The acquisition follows a set of climate goals launched earlier this year by Manulife, including a commitment to target net zero portfolio emissions by 2050, and plans to continue growing its green investments portfolio.
Sarah Chapman, Global Chief Sustainability Officer at Manulife, said:
“We are pleased to have the opportunity to acquire a significant impact-first asset which continues the execution of our climate action plan we shared in May when we committed to accelerate the development of investment strategies for those interested in natural climate solutions that capture even more carbon per dollar invested.”
The company stated that the acquisition is an opportunity to integrate natural climate solutions into its investment decisions. The timberlands will be used primarily to store carbon, and Manulife may opt to sell the carbon credits as offsets or use the carbon removals in order to meet its net zero goals.
Tom Sarno, Global Head of Timberland Investments, Manulife Investment Management, said:
“We are well-positioned to seek positive climate impact and to invest in assets to create carbon sequestration and other conservation opportunities derived from forests for the benefit of our clients. We believe impact-first investments can meet the needs of those who are interested in offsetting carbon emissions and who may value other positive environmental or social impacts as well as generating financial returns.”

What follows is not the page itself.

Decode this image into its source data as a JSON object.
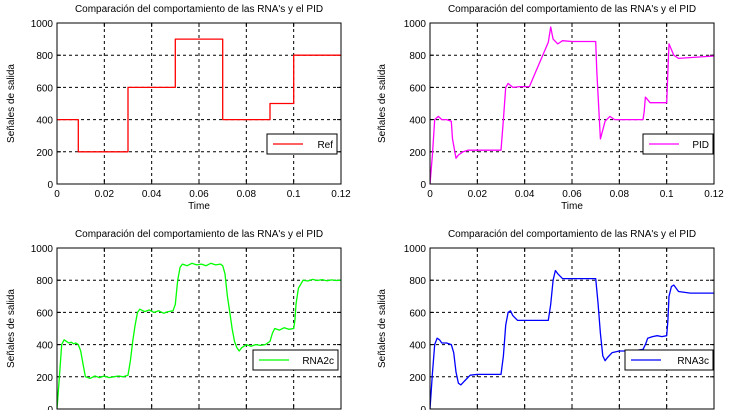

The acquired property is a contiguous block of timberlands in Somerset Country, Maine, with a diverse mix of naturally regenerated spruce-fir and northern hardwood tree species. The block will be used for sustainable stewardship practices as a working forest and will be a subject to a working forest conservation easement with recreation opportunities.

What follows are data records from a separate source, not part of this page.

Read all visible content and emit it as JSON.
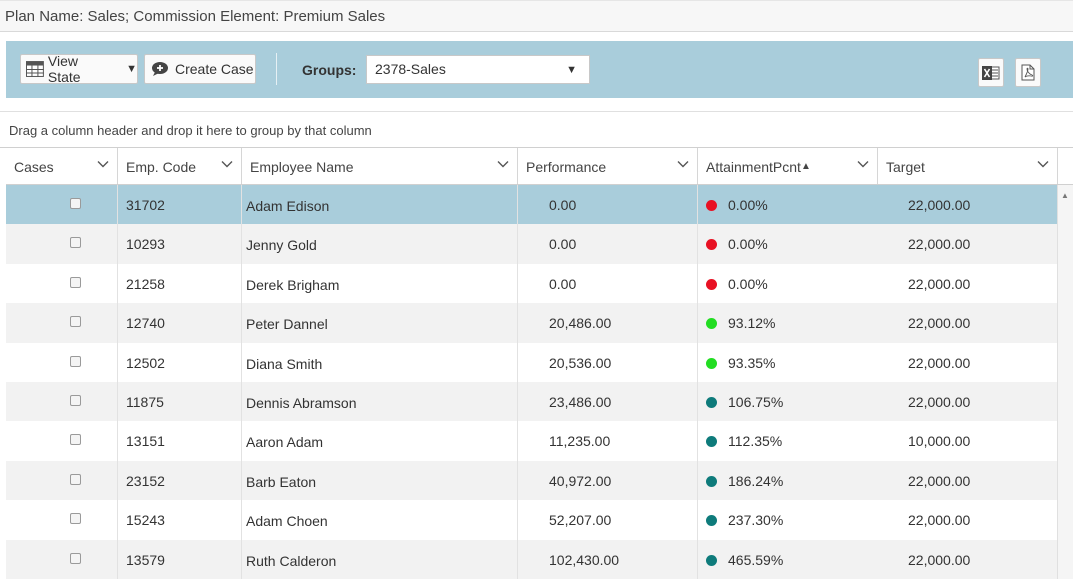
{
  "title": "Plan Name: Sales; Commission Element: Premium Sales",
  "toolbar": {
    "view_state_label": "View State",
    "create_case_label": "Create Case",
    "groups_label": "Groups:",
    "groups_value": "2378-Sales"
  },
  "group_panel_hint": "Drag a column header and drop it here to group by that column",
  "columns": [
    "Cases",
    "Emp. Code",
    "Employee Name",
    "Performance",
    "AttainmentPcnt",
    "Target"
  ],
  "sort": {
    "column": "AttainmentPcnt",
    "direction": "ascending"
  },
  "status_colors": {
    "red": "#e81123",
    "green": "#22dd22",
    "teal": "#0e7b7b"
  },
  "rows": [
    {
      "emp_code": "31702",
      "name": "Adam Edison",
      "performance": "0.00",
      "attainment": "0.00%",
      "status": "red",
      "target": "22,000.00",
      "selected": true
    },
    {
      "emp_code": "10293",
      "name": "Jenny Gold",
      "performance": "0.00",
      "attainment": "0.00%",
      "status": "red",
      "target": "22,000.00"
    },
    {
      "emp_code": "21258",
      "name": "Derek Brigham",
      "performance": "0.00",
      "attainment": "0.00%",
      "status": "red",
      "target": "22,000.00"
    },
    {
      "emp_code": "12740",
      "name": "Peter Dannel",
      "performance": "20,486.00",
      "attainment": "93.12%",
      "status": "green",
      "target": "22,000.00"
    },
    {
      "emp_code": "12502",
      "name": "Diana Smith",
      "performance": "20,536.00",
      "attainment": "93.35%",
      "status": "green",
      "target": "22,000.00"
    },
    {
      "emp_code": "11875",
      "name": "Dennis Abramson",
      "performance": "23,486.00",
      "attainment": "106.75%",
      "status": "teal",
      "target": "22,000.00"
    },
    {
      "emp_code": "13151",
      "name": "Aaron Adam",
      "performance": "11,235.00",
      "attainment": "112.35%",
      "status": "teal",
      "target": "10,000.00"
    },
    {
      "emp_code": "23152",
      "name": "Barb Eaton",
      "performance": "40,972.00",
      "attainment": "186.24%",
      "status": "teal",
      "target": "22,000.00"
    },
    {
      "emp_code": "15243",
      "name": "Adam Choen",
      "performance": "52,207.00",
      "attainment": "237.30%",
      "status": "teal",
      "target": "22,000.00"
    },
    {
      "emp_code": "13579",
      "name": "Ruth Calderon",
      "performance": "102,430.00",
      "attainment": "465.59%",
      "status": "teal",
      "target": "22,000.00"
    }
  ]
}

According to Manulife Investment Management, its timberland and agriculture portfolios have removed averagely 2.24 million metric tons of CO2 from the atmosphere every year over the past 5 years.
Brian Kernohan, Chief Sustainability Officer, Private Markets, Manulife Investment Management, said:
“The amount of carbon a forest can store is directly proportional to the volume of timber in that forest. Advanced light detection and ranging technology for timber volumes in our forests now allow us to measure forest carbon sequestration with improved accuracy – providing investors with even more quantifiable data for carbon storage. We are committed to the proactive management and stewardship of these timberlands to help meet both return and sustainability objectives.”